Случайный прохожий на via della Colonna, как ни странно, легко понял, куда меня влекло, кивком подтвердил точность маршрута.
Эту ничем, по-моему, не примечательную улицу накрыла массивная арка, из-под неё я вынырнул на пустынную еле освещённую редкими фонарями и луной площадь. Табличка, вот она, piazza Santissima Annunziata, значит, сейчас налево. Слева я различил терявшийся в полутьме воспитательный дом Брунеллески, из-под призрачной аркады его долетали беззаботные голоса, смех – бродяги в лохмотьях, хозяева флорентийской ночи, распивали вино; впереди угадывался силуэт конного памятника… тускло поблескивали камни мощения, в перспективе узкой улицы, куда указывал рукой всадник, угадывался на фоне неба, зеленоватого от лунного света, купол.
Via de Servi – повезло, фонарь был как раз напротив таблички.
Не только купол, вся масса Собора была темней неба.
По главному фасаду, смотревшему на баптистерий, правда, стекали жиденькие лучи луны, но стоило обойти кампанилу, свернуть, как впадины и выступы бокового фасада, по-византийски выпуклые апсиды, сообщавшие могучую объёмность плану-кресту, снова окутала густая тьма, когда же я надумал обойти Собор повторно, чтобы, если достанется, поймать какой-нибудь случайный отсвет, потемнело и небо, луну затянуло грязной рваной пеленой, зарокотал гром.
Вспышка молнии!
Испуганно заржала лошадь – за баптистерием, кажется, дожидался загулявшего седока извозчик.
Романтическое озарение нереально-густых рельефов Собора лишь добавило ему тайной значительности, теперь и мне не грешно было возгордиться – фантастическая картина, жившая мгновение, досталась мне, только мне! В Риме я часто ощущал счастливое одиночество в толпе, но сейчас я был действительно один в засыпавшем под раскатами грома городе, я был один перед Собором, один; снова полыхнули и угасли бледно-зелёные узоры.
Суховатое воспроизведение моих ощущений постфактум не способно передать мистический экстаз, меня охвативший.
Экстаз возбуждающего непонимания не отпускал меня и назавтра, днём; весь день я напряжённо смотрел, смотрел.
Обошёл Собор ещё раз, примерялся к съёмке.
Я плохо подготовился к неожиданностям. Недаром, наверное, нигде, никогда так, как во Флоренции, где не было у меня времени на раскачку, я прежде не уставал – силуэты и узоры истории для меня ещё не сложились, потаённое зрелище длящегося творения оборачивалось участием, высасывало без остатка душевные силы; ко всему измучивала жара – тяжёлая, липкая после ночного дождя.
Не удавалось отдышаться не только на набережной Арно, но и в прохладе Уффици – на холстах художественные баталии кипели едва ль не откровенней, чем в камне.
Голова кругом.
Умопомрачительные скачки из плоскостной живописи в объёмность – поразительна отвага Филиппино Липпи! – и дальше, в опережающие свой век умения; затекания красок за контуры, разрывы изображений, размывания-растворения фигур в фоне, других предметах, других фигурах.
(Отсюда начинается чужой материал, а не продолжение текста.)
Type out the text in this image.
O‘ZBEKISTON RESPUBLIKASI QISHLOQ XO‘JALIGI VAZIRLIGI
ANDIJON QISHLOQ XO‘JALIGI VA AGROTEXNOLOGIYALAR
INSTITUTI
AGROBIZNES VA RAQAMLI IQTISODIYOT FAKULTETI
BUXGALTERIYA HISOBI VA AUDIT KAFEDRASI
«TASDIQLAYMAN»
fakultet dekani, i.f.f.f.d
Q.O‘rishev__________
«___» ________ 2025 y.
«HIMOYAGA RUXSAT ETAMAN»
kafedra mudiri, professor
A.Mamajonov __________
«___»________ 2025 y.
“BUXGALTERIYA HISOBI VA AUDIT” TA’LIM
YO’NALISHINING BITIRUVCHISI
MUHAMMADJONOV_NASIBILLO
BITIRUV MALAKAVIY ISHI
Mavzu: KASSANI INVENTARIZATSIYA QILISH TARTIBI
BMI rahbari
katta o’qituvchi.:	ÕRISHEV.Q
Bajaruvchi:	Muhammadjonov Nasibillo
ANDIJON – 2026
А поиск идеала красоты вольной боттичеллиевской кистью, её метания между Венерой и Мадонной предвещали трепет импрессионистских мазков.
Неумелая искренность?
Или – тончайший замысел?
Вспомнил, что такие же вопросы задавал себе в Орвието. И не раз уже задавался ими во Флоренции, особенно у прелестных раннехристианских её церквей. Мне неловко, но и перед махиной Собора я, пожирая его глазами, раздумываю о том же – неумелая искренность? Тончайший замысел?
Орнаментальная цветистость мраморных массивов притемнялась вдруг там и сям набегами на солнце полупрозрачных сияющих облачков… Собор дышал.
Подкупающая наивность?! – кампанила Джотто, поставленная вровень с фронтонной – лицевой – гранью фасада; и первоначальный конфуз с попыткой возведения купола, неверие в безумную идею Брунеллески, боязнь обрушения странной конструкции – не выбросить из головы, хотя вот он, il Cupolone, красночерепичный, с белыми рёбрами, на зло всем напастям возведённый и вознесённый в небо. Но я опять о своём. Собор, ядро города, его гордость, простодушен, как сельский храмик?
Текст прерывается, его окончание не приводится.